Peradaban Suku Bugis Makassar Ditemukan Dalam Lukisan Kuno Australia
Peradaban Suku Bugis Makassar Ditemukan Dalam Lukisan Kuno Australia. Gambar atau lukisan perahu phinisi Makassar ditemukan dalam sebuah lukisan kuno batu cadas di Australia Utara menunjukkan interaksi Suku pribumi Aborigin dengan pelaut Bugis Makassar sudah lama berlangsung.
Suku Aborigin merupakan penduduk asli benua Australia diperkirakan sudah melakukan interaksi kebudayaan dengan orang Bugis Makassar pada masa lampau. Hal tersebut nampak jelas dari hasil lukisan cadas yang ditemukan oleh para peneliti Queensland Australia.
Lukisan kuno yang ditemukan itu bisa jadi dapat mengubah referensi sejarah nasional Australia yang selama ini banyak mengacu pada keberhasilan misi ekspansi bangsa barat.

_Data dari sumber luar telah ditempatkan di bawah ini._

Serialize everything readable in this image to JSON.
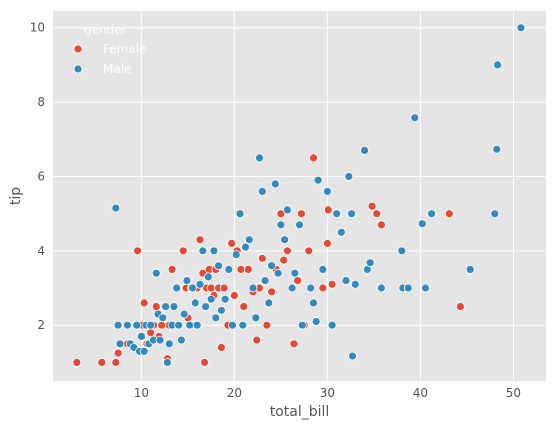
{
  "chart_data": {
    "type": "scatter",
    "title": "",
    "xlabel": "total_bill",
    "ylabel": "tip",
    "xlim": [
      0.5,
      53.5
    ],
    "ylim": [
      0.5,
      10.45
    ],
    "xticks": [
      10,
      20,
      30,
      40,
      50
    ],
    "yticks": [
      2,
      4,
      6,
      8,
      10
    ],
    "grid": true,
    "background": "#e5e5e5",
    "gridColor": "#ffffff",
    "legend": {
      "title": "gender",
      "placement": "top-left"
    },
    "series": [
      {
        "name": "Female",
        "color": "#e24a33",
        "points": [
          [
            3.07,
            1.0
          ],
          [
            5.75,
            1.0
          ],
          [
            7.25,
            1.0
          ],
          [
            7.5,
            1.25
          ],
          [
            8.5,
            1.5
          ],
          [
            9.6,
            4.0
          ],
          [
            10.1,
            2.0
          ],
          [
            10.3,
            2.6
          ],
          [
            10.6,
            1.5
          ],
          [
            11.0,
            1.8
          ],
          [
            11.3,
            2.0
          ],
          [
            11.6,
            2.5
          ],
          [
            11.9,
            1.7
          ],
          [
            12.2,
            2.0
          ],
          [
            12.5,
            2.5
          ],
          [
            12.8,
            1.1
          ],
          [
            13.0,
            2.0
          ],
          [
            13.3,
            3.5
          ],
          [
            13.5,
            2.5
          ],
          [
            14.0,
            2.0
          ],
          [
            14.5,
            4.0
          ],
          [
            14.8,
            3.0
          ],
          [
            15.0,
            2.2
          ],
          [
            15.4,
            3.0
          ],
          [
            15.8,
            2.0
          ],
          [
            16.0,
            3.0
          ],
          [
            16.3,
            4.3
          ],
          [
            16.6,
            3.4
          ],
          [
            16.8,
            1.0
          ],
          [
            17.0,
            3.0
          ],
          [
            17.3,
            3.5
          ],
          [
            17.5,
            3.0
          ],
          [
            17.8,
            2.8
          ],
          [
            18.0,
            3.5
          ],
          [
            18.3,
            3.0
          ],
          [
            18.6,
            1.4
          ],
          [
            18.9,
            3.0
          ],
          [
            19.3,
            2.0
          ],
          [
            19.7,
            4.2
          ],
          [
            20.0,
            2.8
          ],
          [
            20.3,
            4.0
          ],
          [
            20.7,
            3.5
          ],
          [
            21.0,
            2.5
          ],
          [
            21.5,
            3.5
          ],
          [
            22.0,
            2.9
          ],
          [
            22.4,
            1.6
          ],
          [
            22.7,
            3.0
          ],
          [
            23.0,
            3.8
          ],
          [
            23.5,
            2.0
          ],
          [
            24.0,
            2.9
          ],
          [
            24.5,
            3.5
          ],
          [
            25.0,
            5.0
          ],
          [
            25.3,
            3.75
          ],
          [
            25.7,
            4.0
          ],
          [
            26.4,
            1.5
          ],
          [
            26.8,
            3.2
          ],
          [
            27.2,
            5.0
          ],
          [
            27.5,
            2.0
          ],
          [
            28.0,
            4.0
          ],
          [
            28.5,
            6.5
          ],
          [
            29.5,
            3.0
          ],
          [
            30.0,
            4.2
          ],
          [
            30.1,
            5.1
          ],
          [
            30.5,
            3.1
          ],
          [
            34.8,
            5.2
          ],
          [
            35.3,
            5.0
          ],
          [
            35.8,
            4.7
          ],
          [
            43.1,
            5.0
          ],
          [
            44.3,
            2.5
          ]
        ]
      },
      {
        "name": "Male",
        "color": "#348abd",
        "points": [
          [
            7.25,
            5.15
          ],
          [
            7.5,
            2.0
          ],
          [
            7.7,
            1.5
          ],
          [
            8.5,
            2.0
          ],
          [
            8.8,
            1.5
          ],
          [
            9.2,
            1.4
          ],
          [
            9.5,
            2.0
          ],
          [
            9.8,
            1.3
          ],
          [
            10.0,
            1.7
          ],
          [
            10.3,
            1.3
          ],
          [
            10.5,
            2.0
          ],
          [
            10.8,
            1.5
          ],
          [
            11.0,
            2.0
          ],
          [
            11.3,
            1.6
          ],
          [
            11.6,
            3.4
          ],
          [
            11.8,
            2.3
          ],
          [
            12.0,
            1.6
          ],
          [
            12.3,
            2.2
          ],
          [
            12.6,
            2.5
          ],
          [
            12.8,
            1.0
          ],
          [
            13.0,
            1.5
          ],
          [
            13.3,
            2.0
          ],
          [
            13.5,
            2.5
          ],
          [
            13.8,
            3.0
          ],
          [
            14.0,
            2.0
          ],
          [
            14.3,
            1.6
          ],
          [
            14.6,
            2.3
          ],
          [
            14.9,
            3.2
          ],
          [
            15.2,
            2.0
          ],
          [
            15.5,
            3.0
          ],
          [
            15.8,
            2.6
          ],
          [
            16.0,
            2.0
          ],
          [
            16.3,
            3.1
          ],
          [
            16.6,
            4.0
          ],
          [
            16.9,
            2.5
          ],
          [
            17.2,
            3.3
          ],
          [
            17.5,
            2.7
          ],
          [
            17.8,
            4.0
          ],
          [
            18.0,
            2.2
          ],
          [
            18.3,
            3.6
          ],
          [
            18.6,
            2.4
          ],
          [
            19.0,
            2.7
          ],
          [
            19.4,
            3.5
          ],
          [
            19.8,
            2.0
          ],
          [
            20.2,
            3.9
          ],
          [
            20.6,
            5.0
          ],
          [
            20.9,
            2.0
          ],
          [
            21.2,
            4.1
          ],
          [
            21.6,
            4.3
          ],
          [
            22.0,
            3.0
          ],
          [
            22.3,
            2.2
          ],
          [
            22.7,
            6.5
          ],
          [
            23.0,
            5.6
          ],
          [
            23.3,
            3.2
          ],
          [
            23.7,
            2.6
          ],
          [
            24.0,
            3.6
          ],
          [
            24.4,
            5.8
          ],
          [
            24.7,
            3.4
          ],
          [
            25.0,
            4.7
          ],
          [
            25.4,
            4.3
          ],
          [
            25.7,
            5.1
          ],
          [
            26.2,
            3.0
          ],
          [
            26.5,
            3.4
          ],
          [
            27.0,
            4.7
          ],
          [
            27.3,
            2.0
          ],
          [
            28.2,
            3.0
          ],
          [
            28.5,
            2.6
          ],
          [
            28.8,
            2.1
          ],
          [
            29.0,
            5.9
          ],
          [
            29.5,
            3.5
          ],
          [
            30.0,
            5.6
          ],
          [
            30.5,
            2.0
          ],
          [
            31.0,
            5.0
          ],
          [
            31.5,
            4.5
          ],
          [
            32.0,
            3.2
          ],
          [
            32.3,
            6.0
          ],
          [
            32.6,
            5.0
          ],
          [
            32.7,
            1.17
          ],
          [
            33.0,
            3.1
          ],
          [
            34.0,
            6.7
          ],
          [
            34.3,
            3.5
          ],
          [
            34.6,
            3.68
          ],
          [
            35.8,
            3.0
          ],
          [
            38.0,
            4.0
          ],
          [
            38.1,
            3.0
          ],
          [
            38.7,
            3.0
          ],
          [
            39.4,
            7.58
          ],
          [
            40.2,
            4.73
          ],
          [
            40.55,
            3.0
          ],
          [
            41.2,
            5.0
          ],
          [
            45.35,
            3.5
          ],
          [
            48.0,
            5.0
          ],
          [
            48.2,
            6.73
          ],
          [
            48.3,
            9.0
          ],
          [
            50.8,
            10.0
          ]
        ]
      }
    ]
  }
}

Peradaban Suku Aborigin sebelumnya dianggap terisolasi dan tertutup dari kebudayaan luar sebelum pendatang kulit putih mendiami benua tersebut.

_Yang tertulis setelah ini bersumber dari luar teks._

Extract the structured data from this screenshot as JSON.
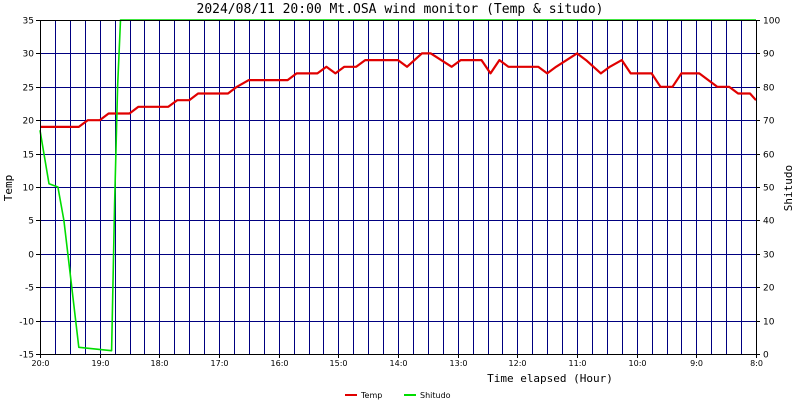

Lukisan kuno tersebut menggambarkan bahwa penduduk asli di utara Australia ini ternyata telah berhubungan dengan peradaban luar yakni orang Bugis Makassar ratusan tahun lebih dulu daripada orang-orang Eropa yang datang sekitar tahun 1700-an.
Melalui uraian lukisan itu pula, orang-orang Aborigin diperkirakan telah berlayar ke Makassar untuk melihat kebesaran kerajaan Makasar yang ada pada waktu itu. Ini dapat dilihat dari lukisan monyet di atas pohon yang hanya dapat dilihat di Pulau Sulawesi.
Gambar rumah-rumah adat Makassar dan perahu phinisi juga tampak di antara ribuan lukisan cadas yang dinding gua dan batuan yang tersebar di kawasan adat Aborigin, Arnhem Land.
Lukisan lain menggambarkan tentara-tentara perang dunia II, satwa yang kini telah punah, termasuk barang-barang modern seperti sepeda, pesawat, dan mobil. Lukisan-lukisan tersebut berusia antara 15.000 tahun hingga 50 tahun.
“Satu kawasan yang sebelumnya belum pernah didokumentasikan ini merupakan situs lukisan paling besar di Australia,” ujar Paul Tacon, profesor antropologi dari Universitas Griffith, Queensland, Australia.
Situs yang disebut Djulirri itu dilaporkan pertama kali tahun 1970-an oleh pakar batuan George Chaloupka namun belum pernah diteliti. Paul Tacon kemudian melakukan ekspedisi penelitian ke wilayah tersebut pada bulan Agustus 2008 bersama tetua Suku Aborigin, Ronald Lamilami.
Suku Aborigin dikenal sangat kental dengan budaya lisan. Mereka gemar menyampaikan pesan melalui gambar di batuan cadas untuk menyampaikan gambaran kehidupan sehari-hari kepada generasi mereka.
Kebiasaan tersebut dilakukan secara turun-temurun dan tekniknya terus berubah dari generasi ke generasi. Pada beberapa situs, ada lukisan sampai 17 lapisan. Saat ini, hanya orang-orang tua yang memiliki hak menggambar di cadas.